4. I believe that there is no ultimate meaning to the universe, to life, or to our existence. This belief is not widely held. If it were, would people behave any differently? It’s possible to interpret the Buddha as saying this, but those ideas, if they were there, were rapidly obscured by an ever-growing cosmology; was that inevitable? (This idea is similar to Susan Blackmore’s dangerous idea. Susan Blackmore is an interesting person who converted from a belief in parapsychology to becoming a debunker who writes for The Skeptical Inquirer.)

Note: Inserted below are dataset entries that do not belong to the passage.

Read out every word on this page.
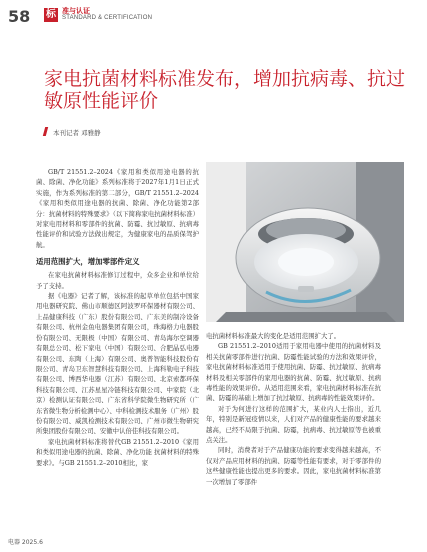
58 标 准与认证
STANDARD & CERTIFICATION
家电抗菌材料标准发布，增加抗病毒、抗过敏原性能评价
本刊记者 邓雅静

GB/T 21551.2–2024《家用和类似用途电器的抗菌、除菌、净化功能》系列标准将于2027年1月1日正式实施，作为系列标准的第二部分，GB/T 21551.2–2024《家用和类似用途电器的抗菌、除菌、净化功能第2部分：抗菌材料的特殊要求》（以下简称家电抗菌材料标准）对家电用材料和零部件的抗菌、防霉、抗过敏原、抗病毒性能评价和试验方法做出规定，为健康家电的品质保驾护航。

适用范围扩大，增加零部件定义

在家电抗菌材料标准修订过程中，众多企业和单位给予了支持。

据《电器》记者了解，该标准的起草单位包括中国家用电器研究院、佛山市顺德区阿波罗环保器材有限公司、上品健康科技（广东）股份有限公司、广东美的制冷设备有限公司、杭州金鱼电器集团有限公司，珠海格力电器股份有限公司、无限极（中国）有限公司、青岛海尔空调器有限总公司、松下家电（中国）有限公司、合肥晶弘电器有限公司、东陶（上海）有限公司、奥普智能科技股份有限公司、青岛卫东智慧科技有限公司、上海科勒电子科技有限公司、博西华电器（江苏）有限公司、北京索都环保科技有限公司、江苏星星冷链科技有限公司、中家院（北京）检测认证有限公司、广东省科学院微生物研究所（广东省微生物分析检测中心）、中科检测技术服务（广州）股份有限公司、威凯检测技术有限公司、广州市微生物研究所集团股份有限公司、安徽中认倍佳科技有限公司。

家电抗菌材料标准将替代GB 21551.2–2010《家用和类似用途电器的抗菌、除菌、净化功能 抗菌材料的特殊要求》。与GB 21551.2–2010相比，家

电抗菌材料标准最大的变化是适用范围扩大了。

GB 21551.2–2010适用于家用电器中使用的抗菌材料及相关抗菌零部件进行抗菌、防霉性能试验的方法和效果评价，家电抗菌材料标准适用于使用抗菌、防霉、抗过敏原、抗病毒材料及相关零部件的家用电器的抗菌、防霉、抗过敏原、抗病毒性能的效果评价。从适用范围来看，家电抗菌材料标准在抗菌、防霉的基础上增加了抗过敏原、抗病毒的性能效果评价。

对于为何进行这样的范围扩大，某业内人士指出，近几年，特别是新冠疫情以来，人们对产品的健康性能的要求越来越高，已经不局限于抗菌、防霉，抗病毒、抗过敏原等也被重点关注。

同时，消费者对于产品健康功能的要求变得越来越高，不仅对产品应用材料的抗菌、防霉等性能有要求，对于零部件的这些健康性能也提出更多的要求。因此，家电抗菌材料标准第一次增加了零部件

电器 2025.6
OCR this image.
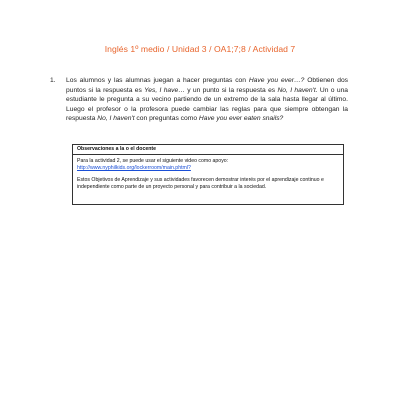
Inglés 1º medio / Unidad 3 / OA1;7;8 / Actividad 7
1. Los alumnos y las alumnas juegan a hacer preguntas con Have you ever…? Obtienen dos puntos si la respuesta es Yes, I have… y un punto si la respuesta es No, I haven't. Un o una estudiante le pregunta a su vecino partiendo de un extremo de la sala hasta llegar al último. Luego el profesor o la profesora puede cambiar las reglas para que siempre obtengan la respuesta No, I haven't con preguntas como Have you ever eaten snails?
Observaciones a la o el docente

Para la actividad 2, se puede usar el siguiente video como apoyo:

http://www.nyphilkids.org/lockerroom/main.phtml?

Estos Objetivos de Aprendizaje y sus actividades favorecen demostrar interés por el aprendizaje continuo e independiente como parte de un proyecto personal y para contribuir a la sociedad.
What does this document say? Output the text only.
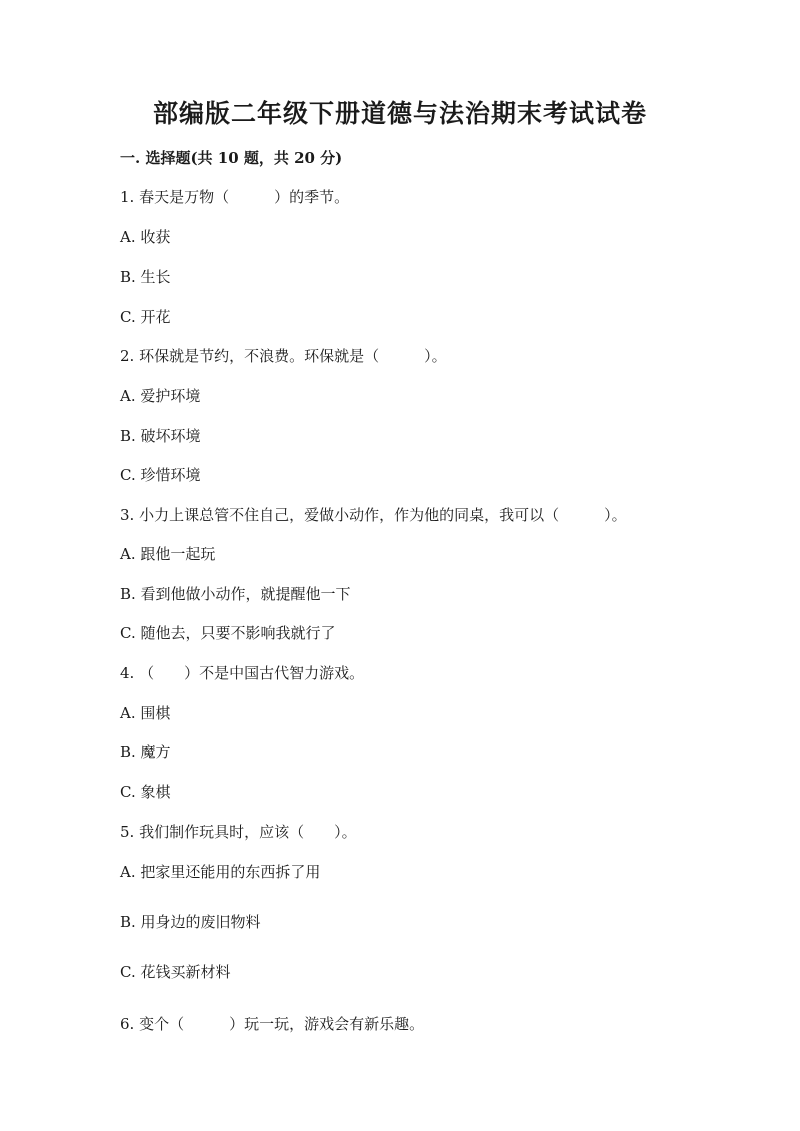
部编版二年级下册道德与法治期末考试试卷

一. 选择题(共 10 题，共 20 分)

1. 春天是万物（　　　）的季节。

A. 收获

B. 生长

C. 开花

2. 环保就是节约，不浪费。环保就是（　　　）。

A. 爱护环境

B. 破坏环境

C. 珍惜环境

3. 小力上课总管不住自己，爱做小动作，作为他的同桌，我可以（　　　）。

A. 跟他一起玩

B. 看到他做小动作，就提醒他一下

C. 随他去，只要不影响我就行了

4. （　　）不是中国古代智力游戏。

A. 围棋

B. 魔方

C. 象棋

5. 我们制作玩具时，应该（　　）。

A. 把家里还能用的东西拆了用

B. 用身边的废旧物料

C. 花钱买新材料

6. 变个（　　　）玩一玩，游戏会有新乐趣。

5. Many people work hard to bring the benefits of scientifically developed medicine and agriculture to everybody in the world. They do not bring the rest of the science-based material culture. The result has been a population explosion, and indirectly much warfare and misery. The population explosion also happened in Europe, starting in the 19th century, but fortunately it turned out to be self-limiting–as people became materially richer, they started having fewer children. But today an increasing number of poor people have access to good medicine and food (relatively speaking–good compared to prescientific medicine, not compared to what we have in the U.S.) while remaining poor. Is that a bad idea? Would it be better to focus on improving material wealth simultaneously, or first? Is that morally acceptable?
6. There is a general belief in the U.S. that you get the best approaches by polling large groups of people. That is the basic idea of democracy. There is also a general belief in the U.S. that society works well when everybody acts in their own self-interest. That is the basic idea of capitalism. Putting those two ideas together strikes me as rather risky. How do we avoid mob rule in which the majority exercises their self-interest as the expense of the minority? It seems that this classic problem of democracy is being exacerbated by an increasing devotion to capitalism.
7. Similarly, many people today argue that the freer the market, the better. But history shows clearly that a free market tends to lead to oligopoly or monopoly. Thus, a truly free market is unstable; you need outside intervention. Even Adam Smith saw this. Why has this been forgotten?